Economic systems of capitalism, communism, socialism, imperialism, colonialism, totalitarianism, fascism, nazism, monarchism, corporatism, and all other centralist monetary-isms maintain the monopolized control of money, and hence the control of society itself, through their own brand of Legal Tender that excludes other forms of money from the Market.
http://theformofmoney.blogharbor.com/blog/_archives/2005/9/18/1236759.html
7 February, 2010 at 10:17 pm
Barry E Lerner
Improbably, Malthus lives. Predictions over the last 200 years or so of us running out of this or that commodity have uniformly proved false, yet such predictions continue in their authors’ attempts to alarm us.
First, (grit your teeth), so-called climate change, if it is occurring at all, is not caused by human activity nor can it be modified by human effort. Understand that it is a scam promoted by those who are positioning themselves to become very wealthy indeed.
Second, the economic downturn in which we now find ouselves was caused not by some inherent defect of capitalism, but by politicians (Democrats all) meddling with the system. When the Feds insisted that banks lend to those who obviously could not repay, using profits from government-created Fannie and Freddie as the carrot and accusations of “red-lining” as the stick, they set the stage for the current disaster.
Third, ever since the Founding Fathers passed from the scene, politicians have in general been a sorry lot. With the occasional standout exception, they have been all too willing to sell out the national interest for a few pieces of silver to buy re-election. Their power to do this, making an end-run around the strictures of the Constitution, derives from their power to direct, and misdirect, taxation. It’s not a definitive solution to our currently increasing enslavement by Washington, but a simple, flat tax would go a long way to restoring freedom.

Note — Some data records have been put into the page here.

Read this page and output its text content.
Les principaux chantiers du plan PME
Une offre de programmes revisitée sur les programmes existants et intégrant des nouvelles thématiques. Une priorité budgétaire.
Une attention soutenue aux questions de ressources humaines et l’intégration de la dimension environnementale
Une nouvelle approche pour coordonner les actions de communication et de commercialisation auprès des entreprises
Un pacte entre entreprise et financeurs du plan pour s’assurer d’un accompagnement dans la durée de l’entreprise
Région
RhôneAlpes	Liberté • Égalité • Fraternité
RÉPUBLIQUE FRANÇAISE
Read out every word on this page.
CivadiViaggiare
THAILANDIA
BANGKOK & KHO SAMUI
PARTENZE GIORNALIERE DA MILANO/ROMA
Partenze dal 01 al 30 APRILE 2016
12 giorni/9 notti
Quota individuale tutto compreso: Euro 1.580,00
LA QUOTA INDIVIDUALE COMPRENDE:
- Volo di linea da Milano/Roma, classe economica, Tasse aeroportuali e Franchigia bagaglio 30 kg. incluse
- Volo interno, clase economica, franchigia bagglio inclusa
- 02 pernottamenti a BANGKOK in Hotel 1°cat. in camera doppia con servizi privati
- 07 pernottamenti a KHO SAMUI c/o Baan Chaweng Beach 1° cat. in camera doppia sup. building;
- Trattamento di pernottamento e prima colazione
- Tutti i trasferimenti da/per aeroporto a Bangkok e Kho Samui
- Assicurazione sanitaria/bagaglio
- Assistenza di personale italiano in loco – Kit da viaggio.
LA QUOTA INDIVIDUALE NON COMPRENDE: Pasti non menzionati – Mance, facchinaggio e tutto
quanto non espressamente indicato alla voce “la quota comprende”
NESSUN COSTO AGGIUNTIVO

So let us not invent new and complex ways to force people to do this or compel them to do that, even for what initially seem to be noble and worthwhile goals, but let us rather liberate the creative genius in the individual citizen that has made of America the last best hope of freedom and dignity for all. The whole world depends on it.
8 February, 2010 at 9:15 pm
Mark Burton
hmm, I thought this blog was moderated.
9 February, 2010 at 8:12 am
ejoftheweb
@Mark Burton – yes, but should Barry Lerner’s post have been moderated? I agree it’s unclear whether or not his post is from a real human or a spambot, but I guess it’s from one of those Fox-watching Americans whose critical faculties have been entirely destroyed by the drivel he watches. If he is human, then he should be allowed to have his say; it isn’t offensive, just stupid. He obviously hasn’t picked up that this is a UK blog. Or perhaps it’s actually a really clever post from someone trying to discredit the position he appears to be taking? I almost wish they could string a coherent argument together, so that intelligent people could engage with them. But that would require them to assess evidence impartially, which would destroy their case….
9 February, 2010 at 10:50 am
Andy Wimbush
@Mark Burton
The blog is moderated to prevent spam, abusive language and ad-hominem attacks. We don’t censor someone just because they disagree with us.